Le contexte
Dernier aspect à aborder, et pas des plus faciles: la gendarmerie de l’époque consulaire et impériale joue-t-elle le rôle d’une police politique ? Cette question posée par l’historien Éric Alary ne manque pas d’intérêt. Encore qu’il faille dès à présent en préciser les termes: il est impossible de voir dans le XIXe siècle des polices politiques telles que celles que déployèrent les régimes totalitaires du siècle suivant. Les moyens ne sont pas les mêmes, ni les buts, ni l’idéologie… À supposer qu’il y ait même une « idéologie » sous le Premier Empire, Napoléon n’ayant pas écrit de traité de bonapartisme. Une propagande cohérente, certaines idées bien arrêtées, une volonté de synthèse entre Révolution et ancien régime, oui. Tout un système de pensée théorisé, avec un appareil doctrinal, un parti unique et un bras séculier constitué d’exécuteurs de basses œuvres, non. Il n’en reste pas moins que les gendarmes remplissent un rôle politique à plusieurs reprises.

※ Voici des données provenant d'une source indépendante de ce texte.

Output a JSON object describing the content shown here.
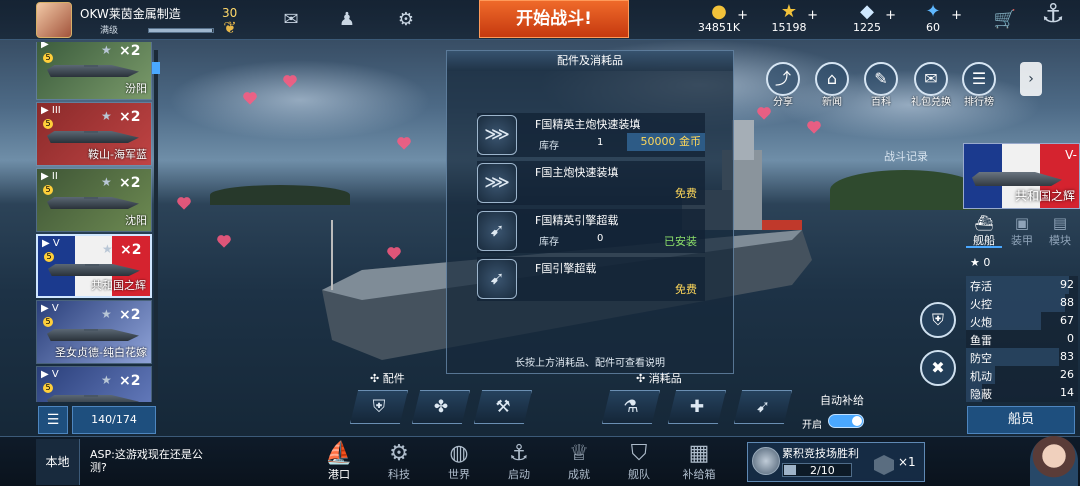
{
  "player": {
    "name": "OKW莱茵金属制造",
    "rank": "满级",
    "level": "30",
    "xp_fraction": 0.98
  },
  "start_battle": "开始战斗!",
  "resources": [
    {
      "icon": "gold-coin-icon",
      "symbol": "●",
      "value": "34851K",
      "color": "#f2c23a"
    },
    {
      "icon": "star-icon",
      "symbol": "★",
      "value": "15198",
      "color": "#f2c23a"
    },
    {
      "icon": "diamond-icon",
      "symbol": "◆",
      "value": "1225",
      "color": "#cfe8ff"
    },
    {
      "icon": "gem-icon",
      "symbol": "✦",
      "value": "60",
      "color": "#5fb8ff"
    }
  ],
  "fleet": [
    {
      "name": "汾阳",
      "tier": "",
      "mult": "×2",
      "bg": "linear-gradient(135deg,#3a5b3c,#7a9a6a)"
    },
    {
      "name": "鞍山-海军蓝",
      "tier": "III",
      "mult": "×2",
      "bg": "linear-gradient(135deg,#8a2a2a,#c04444)"
    },
    {
      "name": "沈阳",
      "tier": "II",
      "mult": "×2",
      "bg": "linear-gradient(135deg,#3f5636,#6d8a52)"
    },
    {
      "name": "共和国之辉",
      "tier": "V",
      "mult": "×2",
      "bg": "linear-gradient(90deg,#1b3a8e 0 33%,#f1f1f1 33% 66%,#d5232f 66%)"
    },
    {
      "name": "圣女贞德-纯白花嫁",
      "tier": "V",
      "mult": "×2",
      "bg": "linear-gradient(135deg,#2a3f7a,#8fa3d8)"
    },
    {
      "name": "",
      "tier": "V",
      "mult": "×2",
      "bg": "linear-gradient(135deg,#2a3f7a,#6b82c4)"
    }
  ],
  "fleet_count": "140/174",
  "top_menu": [
    {
      "label": "分享",
      "icon": "share-icon",
      "symbol": "⤴"
    },
    {
      "label": "新闻",
      "icon": "news-icon",
      "symbol": "⌂"
    },
    {
      "label": "百科",
      "icon": "encyclopedia-icon",
      "symbol": "✎"
    },
    {
      "label": "礼包兑换",
      "icon": "gift-icon",
      "symbol": "✉"
    },
    {
      "label": "排行榜",
      "icon": "ranking-icon",
      "symbol": "☰"
    }
  ],
  "battle_log": "战斗记录",
  "ship_card": {
    "name": "共和国之辉",
    "tier": "V-"
  },
  "right_tabs": [
    {
      "label": "舰船",
      "icon": "ship-icon",
      "symbol": "⛴"
    },
    {
      "label": "装甲",
      "icon": "armor-icon",
      "symbol": "▣"
    },
    {
      "label": "模块",
      "icon": "module-icon",
      "symbol": "▤"
    }
  ],
  "stars_count": "0",
  "stats": [
    {
      "name": "存活",
      "value": 92
    },
    {
      "name": "火控",
      "value": 88
    },
    {
      "name": "火炮",
      "value": 67
    },
    {
      "name": "鱼雷",
      "value": 0
    },
    {
      "name": "防空",
      "value": 83
    },
    {
      "name": "机动",
      "value": 26
    },
    {
      "name": "隐蔽",
      "value": 14
    }
  ],
  "crew_button": "船员",
  "modal": {
    "title": "配件及消耗品",
    "stock_label": "库存",
    "items": [
      {
        "name": "F国精英主炮快速装填",
        "qty": "1",
        "price": "50000 金币",
        "status": "",
        "icon": "reload-elite-icon",
        "symbol": "⋙"
      },
      {
        "name": "F国主炮快速装填",
        "qty": "",
        "price": "",
        "status": "免费",
        "icon": "reload-icon",
        "symbol": "⋙"
      },
      {
        "name": "F国精英引擎超载",
        "qty": "0",
        "price": "",
        "status": "已安装",
        "icon": "engine-elite-icon",
        "symbol": "➹"
      },
      {
        "name": "F国引擎超载",
        "qty": "",
        "price": "",
        "status": "免费",
        "icon": "engine-icon",
        "symbol": "➹"
      }
    ],
    "hint": "长按上方消耗品、配件可查看说明"
  },
  "slots": {
    "parts_label": "配件",
    "consumables_label": "消耗品"
  },
  "auto_supply": {
    "label": "自动补给",
    "state": "开启"
  },
  "chat": {
    "tab": "本地",
    "message": "ASP:这游戏现在还是公测?"
  },
  "nav": [
    {
      "label": "港口",
      "icon": "port-icon",
      "symbol": "⛵"
    },
    {
      "label": "科技",
      "icon": "tech-icon",
      "symbol": "⚙"
    },
    {
      "label": "世界",
      "icon": "world-icon",
      "symbol": "◍"
    },
    {
      "label": "启动",
      "icon": "launch-icon",
      "symbol": "⚓"
    },
    {
      "label": "成就",
      "icon": "achievement-icon",
      "symbol": "♕"
    },
    {
      "label": "舰队",
      "icon": "fleet-icon",
      "symbol": "⛉"
    },
    {
      "label": "补给箱",
      "icon": "supply-box-icon",
      "symbol": "▦"
    }
  ],
  "arena": {
    "title": "累积竞技场胜利",
    "progress": "2/10",
    "reward_mult": "×1"
  }
}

Des arrestations bien connues…
Ainsi, l’Empire est un État autoritaire, comme tant d’autres au début du XIXe siècle européen. Les forces de l’ordre y sont un levier de pouvoir important, et Napoléon remarque bien vite l’importance des gendarmes dans la recherche du renseignement, et la traque des insoumis nous l’avons vu. Il confie aussi aux gendarmes des missions très délicates, comme l’enlèvement et l’arrestation du duc d’Enghien, par des gendarmes alsaciens (1804). Rappelons que ce dernier héritier de la famille de Condé a une certaine aura dans le monde royaliste, et aurait pu constituer un pôle de ralliement: les Condé sont les cousins du roi. Cette potentialité a peut-être été surestimée par Napoléon, mais cela ne change rien au fait qu’il est bien arrêté par des gendarmes.

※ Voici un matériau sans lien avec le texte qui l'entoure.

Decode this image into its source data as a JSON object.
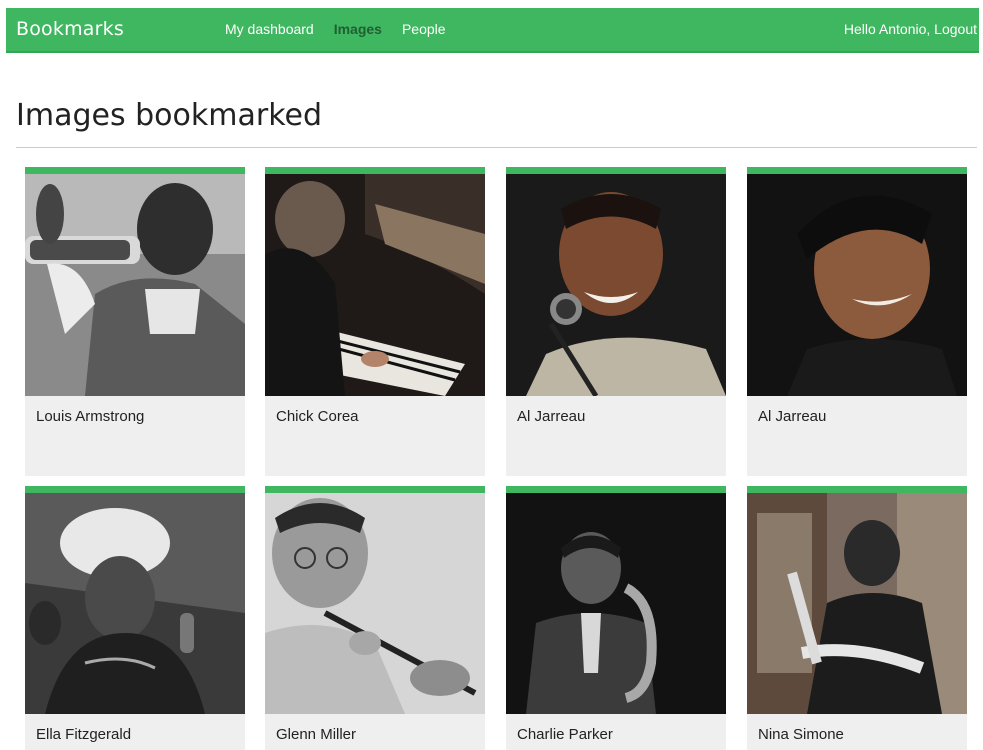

« Napoleon and pope Pius VI at Fontainebleau 1813 ». Ce tableau de Wilkie conservé à la National Gallery of Ireland est postérieur aux faits, il date de 1836. Il dépeint un Napoléon pressant le pape d’accéder à ses demandes. Le souverain pontife est alors sous bonne garde à Fontainebleau. Les visiteurs français n’aimèrent pas ce tableau lors de sa présentation, car il donnait une image négative de l’Empereur. PHOTO DE L’AUTEUR SUR LES LIEUX (juillet 2017).
Quelques années plus tard, en 1809, c’est Radet (dont j’ai rappelé le rôle dans l’organisation de la gendarmerie) qui arrête le pape Pie VI sur ordre de l’Empereur. Les relations entre les deux hommes s’étaient dégradées depuis plusieurs années, notamment parce que le souverain pontife avait refusé d’adhérer au blocus continental. Bientôt, Rome est annexée et devient le département français des Bouches-du-Tibre. Il existe donc bien un rôle politique de la gendarmerie, ce qui génère une image négative qui va être entretenue tout au long du XIXe siècle, car monarchies et républiques vont continuer à se servir de cette arme en ce sens. Napoléon n’est pas le seul !

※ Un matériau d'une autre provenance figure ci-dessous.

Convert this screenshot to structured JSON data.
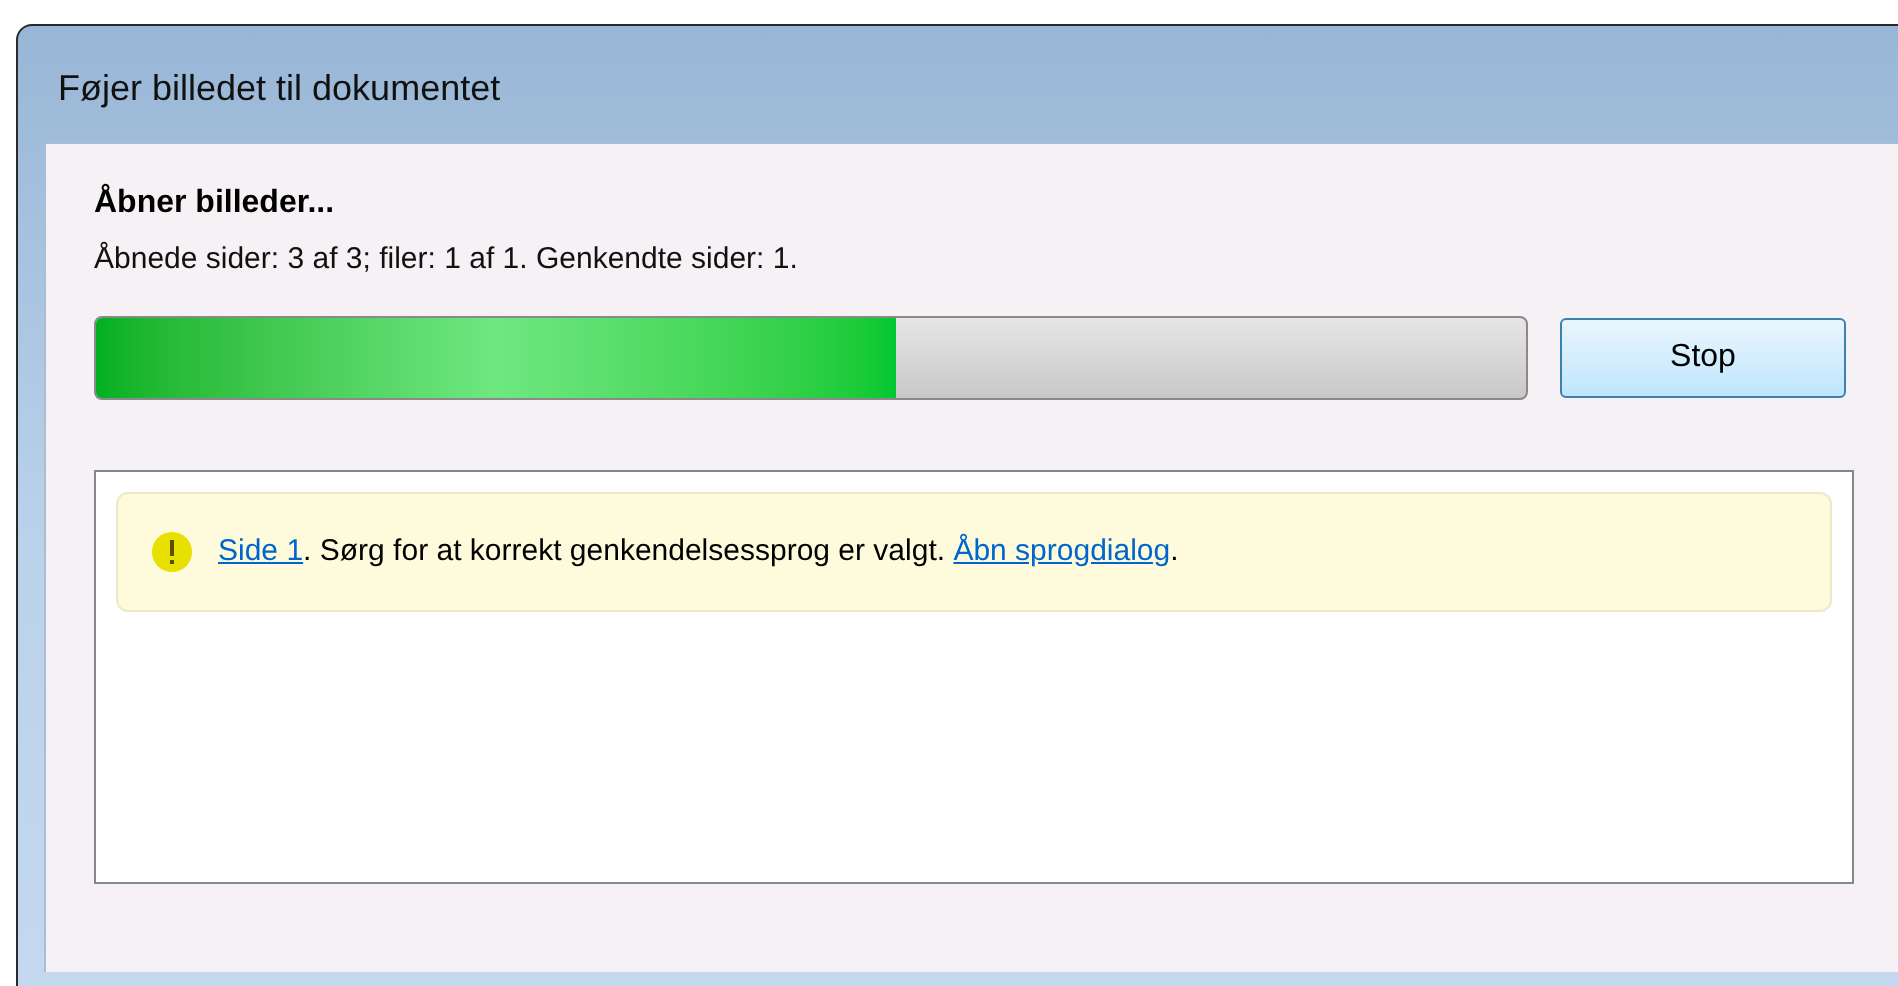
{
  "window": {
    "title": "Føjer billedet til dokumentet"
  },
  "status": {
    "heading": "Åbner billeder...",
    "detail": "Åbnede sider: 3 af 3; filer: 1 af 1. Genkendte sider: 1."
  },
  "progress": {
    "level": 0.56
  },
  "buttons": [
    {
      "label": "Stop"
    }
  ],
  "messages": [
    {
      "kind": "warning",
      "parts": [
        {
          "kind": "link",
          "text": "Side 1"
        },
        {
          "kind": "text",
          "text": ". Sørg for at korrekt genkendelsessprog er valgt. "
        },
        {
          "kind": "link",
          "text": "Åbn sprogdialog"
        },
        {
          "kind": "text",
          "text": "."
        }
      ]
    }
  ]
}
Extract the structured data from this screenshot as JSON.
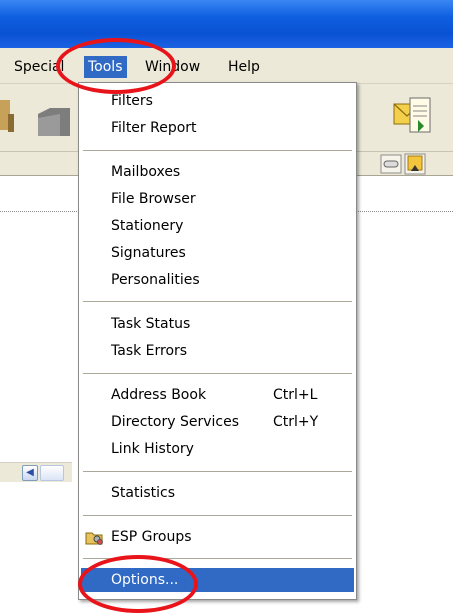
{
  "menubar": {
    "items": [
      {
        "label": "Special"
      },
      {
        "label": "Tools"
      },
      {
        "label": "Window"
      },
      {
        "label": "Help"
      }
    ]
  },
  "tools_menu": {
    "filters": "Filters",
    "filter_report": "Filter Report",
    "mailboxes": "Mailboxes",
    "file_browser": "File Browser",
    "stationery": "Stationery",
    "signatures": "Signatures",
    "personalities": "Personalities",
    "task_status": "Task Status",
    "task_errors": "Task Errors",
    "address_book": "Address Book",
    "address_book_shortcut": "Ctrl+L",
    "directory_services": "Directory Services",
    "directory_services_shortcut": "Ctrl+Y",
    "link_history": "Link History",
    "statistics": "Statistics",
    "esp_groups": "ESP Groups",
    "options": "Options..."
  },
  "colors": {
    "highlight": "#316ac5",
    "annotation": "#e8141a",
    "chrome": "#ece9d8",
    "titlebar": "#0a52d4"
  },
  "icons": [
    "address-icon",
    "folder-icon",
    "mail-send-icon",
    "scroll-left-icon",
    "esp-groups-icon"
  ]
}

Bibliographie consultée (sans but d’exhaustivité):
Il existe plusieurs livres sur la question (Antoine Boulant, Jacques-Olivier Boudon ont écrit sur le sujet, Jean-Noel Luc aussi). Pour ma part, j’ai consulté le synthétique et très sérieux :
-ALARY Éric, Histoire de la gendarmerie, Paris, Perrin, coll. « Tempus », 2011, 320 p.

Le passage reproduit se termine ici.